Anamitra said:
"But if you give it some initial horizontal velocity--tossing it sideways-..."
Jesse in Thread #29
You are calling in forces other than gravity."Originally Posted by Anamitra
It will not move along a great circle. I am ready to give you a assurance on that issue. If I am flying an air craft in a great circle around the Earth I am "using fuel" to drive the aircraft. The motion is not "under the action of gravity alone" .
That's only because air crafts don't travel fast enough to be in an orbit above the surface (and it would be impossible in practice for anything to orbit at that height because of atmospheric drag--an object could potentially orbit at the height of an aircraft around a body without an atmosphere like the moon, though)."
Jesse in Thread #29
To achieve the "Great mission" of getting the object/aircraft into the parking orbit some "extra force" has to be arranged by Jesse. Gravity won't do the job for her.
You're wrong, if there was no atmosphere to cause drag an object with a sufficiently high velocity could be orbiting at the height of an aircraft, there would be no need for me to arrange any extra force to make this orbit work (incidentally I am a he, not a she). For a perfectly circular orbit, the orbital velocity is easy to calculate in Newtonian physics (which is a good approximation to GR in the case of the weak spacetime curvature created by a planet)--just consider a rotating frame where the orbiting object is at rest, and in this case the "centrifugal" acceleration (equal and opposite to the centripetal acceleration) must have the same magnitude as the gravitational acceleration.
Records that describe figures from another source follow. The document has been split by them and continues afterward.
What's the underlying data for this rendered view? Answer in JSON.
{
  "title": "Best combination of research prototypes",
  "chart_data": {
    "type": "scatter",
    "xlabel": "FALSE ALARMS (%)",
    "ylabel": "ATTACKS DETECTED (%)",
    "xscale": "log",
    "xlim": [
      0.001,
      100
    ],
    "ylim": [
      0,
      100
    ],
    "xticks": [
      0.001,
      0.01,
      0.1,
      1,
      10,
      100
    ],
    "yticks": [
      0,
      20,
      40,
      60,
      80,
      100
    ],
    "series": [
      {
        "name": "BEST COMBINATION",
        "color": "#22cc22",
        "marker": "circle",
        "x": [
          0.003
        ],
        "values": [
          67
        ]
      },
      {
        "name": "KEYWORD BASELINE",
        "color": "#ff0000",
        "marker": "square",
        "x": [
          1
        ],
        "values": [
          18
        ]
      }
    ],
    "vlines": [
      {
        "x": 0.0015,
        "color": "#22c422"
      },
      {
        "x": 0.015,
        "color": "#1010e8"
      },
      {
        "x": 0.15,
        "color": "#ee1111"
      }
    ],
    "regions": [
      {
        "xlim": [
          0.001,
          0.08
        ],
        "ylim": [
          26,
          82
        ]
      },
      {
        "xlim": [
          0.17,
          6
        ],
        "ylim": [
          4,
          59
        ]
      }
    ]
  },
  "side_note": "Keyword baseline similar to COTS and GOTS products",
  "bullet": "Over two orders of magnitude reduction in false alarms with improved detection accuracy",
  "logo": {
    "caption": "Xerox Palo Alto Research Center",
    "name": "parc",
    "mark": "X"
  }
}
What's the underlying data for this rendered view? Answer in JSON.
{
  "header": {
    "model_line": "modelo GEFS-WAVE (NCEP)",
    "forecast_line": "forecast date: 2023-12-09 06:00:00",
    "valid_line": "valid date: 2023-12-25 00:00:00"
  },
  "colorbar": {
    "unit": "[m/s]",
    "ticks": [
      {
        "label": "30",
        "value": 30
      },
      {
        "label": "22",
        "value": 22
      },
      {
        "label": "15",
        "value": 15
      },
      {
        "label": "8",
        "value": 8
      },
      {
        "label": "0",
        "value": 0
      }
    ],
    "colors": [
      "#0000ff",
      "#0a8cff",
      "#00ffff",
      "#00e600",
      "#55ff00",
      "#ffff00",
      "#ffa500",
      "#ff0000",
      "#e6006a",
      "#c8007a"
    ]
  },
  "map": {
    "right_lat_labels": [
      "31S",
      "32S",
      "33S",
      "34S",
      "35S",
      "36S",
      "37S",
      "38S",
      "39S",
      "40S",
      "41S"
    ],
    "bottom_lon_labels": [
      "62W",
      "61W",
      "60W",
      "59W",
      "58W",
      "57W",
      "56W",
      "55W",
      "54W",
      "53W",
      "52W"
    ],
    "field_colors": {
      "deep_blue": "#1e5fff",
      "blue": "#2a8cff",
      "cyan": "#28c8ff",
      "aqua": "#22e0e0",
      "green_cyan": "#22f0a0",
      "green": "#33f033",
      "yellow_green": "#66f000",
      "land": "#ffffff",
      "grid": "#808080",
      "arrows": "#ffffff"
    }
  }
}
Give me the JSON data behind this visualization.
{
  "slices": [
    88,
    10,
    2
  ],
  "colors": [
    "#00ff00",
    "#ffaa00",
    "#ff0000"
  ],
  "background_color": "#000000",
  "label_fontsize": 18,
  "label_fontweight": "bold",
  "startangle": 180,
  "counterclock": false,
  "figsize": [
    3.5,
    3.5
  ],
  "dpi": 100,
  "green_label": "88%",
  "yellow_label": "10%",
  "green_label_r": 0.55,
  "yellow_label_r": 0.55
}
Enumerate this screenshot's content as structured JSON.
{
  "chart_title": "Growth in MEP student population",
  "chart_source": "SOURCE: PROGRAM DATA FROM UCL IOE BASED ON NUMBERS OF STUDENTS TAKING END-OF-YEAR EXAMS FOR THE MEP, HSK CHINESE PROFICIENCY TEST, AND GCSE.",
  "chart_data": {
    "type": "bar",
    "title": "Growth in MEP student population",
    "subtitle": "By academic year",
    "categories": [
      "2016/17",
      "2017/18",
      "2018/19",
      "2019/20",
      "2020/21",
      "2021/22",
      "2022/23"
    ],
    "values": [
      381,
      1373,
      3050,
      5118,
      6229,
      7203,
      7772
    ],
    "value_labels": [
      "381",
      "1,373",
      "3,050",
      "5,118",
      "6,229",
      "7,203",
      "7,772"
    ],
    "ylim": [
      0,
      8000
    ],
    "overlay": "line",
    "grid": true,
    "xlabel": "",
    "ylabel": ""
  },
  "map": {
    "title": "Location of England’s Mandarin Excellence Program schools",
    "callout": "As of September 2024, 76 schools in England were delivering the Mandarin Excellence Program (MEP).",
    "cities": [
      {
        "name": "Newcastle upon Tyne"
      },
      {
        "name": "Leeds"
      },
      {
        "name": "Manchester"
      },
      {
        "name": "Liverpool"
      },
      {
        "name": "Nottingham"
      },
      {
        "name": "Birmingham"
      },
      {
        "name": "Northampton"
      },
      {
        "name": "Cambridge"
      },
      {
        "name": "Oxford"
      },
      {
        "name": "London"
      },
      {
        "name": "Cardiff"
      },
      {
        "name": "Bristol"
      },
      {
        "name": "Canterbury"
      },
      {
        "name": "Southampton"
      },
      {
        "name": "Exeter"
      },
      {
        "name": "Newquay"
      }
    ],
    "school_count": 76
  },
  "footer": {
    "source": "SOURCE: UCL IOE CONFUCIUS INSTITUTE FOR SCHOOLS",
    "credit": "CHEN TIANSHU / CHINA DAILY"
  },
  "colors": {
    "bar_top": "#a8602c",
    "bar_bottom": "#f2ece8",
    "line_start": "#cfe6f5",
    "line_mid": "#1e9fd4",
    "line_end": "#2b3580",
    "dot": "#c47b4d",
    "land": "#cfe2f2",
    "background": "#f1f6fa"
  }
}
The
centripetal acceleration is just v^2/R, while the gravitational acceleration is GM/R^2 (where M is the mass of the planet), so setting them equal and multiplying both sides by R gives v^2 = GM/R, meaning the orbital speed would be \sqrt{GM/R}. This formula works just as well if R is at the radius of an aircraft as it would if R was at the radius of a satellite (and indeed the two radii only differ by a few km for a satellite in low Earth orbit)--for example, a craft 863 meters above the surface
at the equator would have R=6379 km=6379000 meters, so with M = 5.9742 * 10^24 kg and G=6.67428 * 10^-11 meters^3 / (kg * s^2), this means GM/R = 6.25 * 10^7 meters^2/second^2, so if the orbital velocity is the square root of that, the necessary velocity would be about 7,900 meters/second, or 7.9 km/second, or about 28,000 km/hour. This is just slightly larger than the figure given
here for the orbital velocity of a satellite at an altitude of 200 km, where the orbital velocity is quoted as 27,400 km/hour.
Of course, as I said it's not actually possible to orbit at a height like 863 meters above the Earth because the atmosphere would create too much drag, but if the Earth was an airless planet it would be quite possible. And likewise if we imagine a particle that is not affected by any non-gravitational forces so it can pass straight through solid matter unaffected (the neutrino is almost like this, although it is affected by the weak nuclear force so a tiny fraction of neutrinos won't pass straight through the Earth), it could orbit within the atmosphere, or even at a smaller R that is
below the crust. Geodesic paths represent the paths that would be taken by such hypothetical particles which are
only affected by gravity and not other forces.
Anamitra said:
"Your confusing geodesics in space with geodesics in spacetime--general relativity says objects in free-fall with no non-gravitational forces acting on them follow geodesics in spacetime, not geodesics in space. Geodesics in spacetime are not the paths with the shortest spatial distance, rather they are the paths with the greatest proper time (in curved spacetime, the proper time is only 'greatest' when compared with other 'nearby' worldlines--worldlines that only deviate"
Jesse --in thread # 29
This is meaning ful
It does not stand as a hindrance to my arguments.
Just think of fact:
If we have two geodesics connecting a pair of points A and B ,the particle at the point of intersection would be in a state of indecision[as to which spacetime curve it should follow].
To help it decide Jesse has to provide some "extra force". Gravity will not help her!
Everybody will watch Jesse trying to help the particle decide what to do!
Nope, no extra force is required. The "choice" of which geodesic path a particle follows from point A is totally determined by its instantaneous
velocity at A (both direction and speed, as defined in some locally inertial frame at A)--particles with different velocities follow different geodesics. This is true in flat SR spacetime as well, where geodesics are just straight (inertial) worldlines--obviously you can have two straight lines going in different directions from a single point A, although unlike in GR, geodesics that cross at one point A can never cross again at a second point B in SR.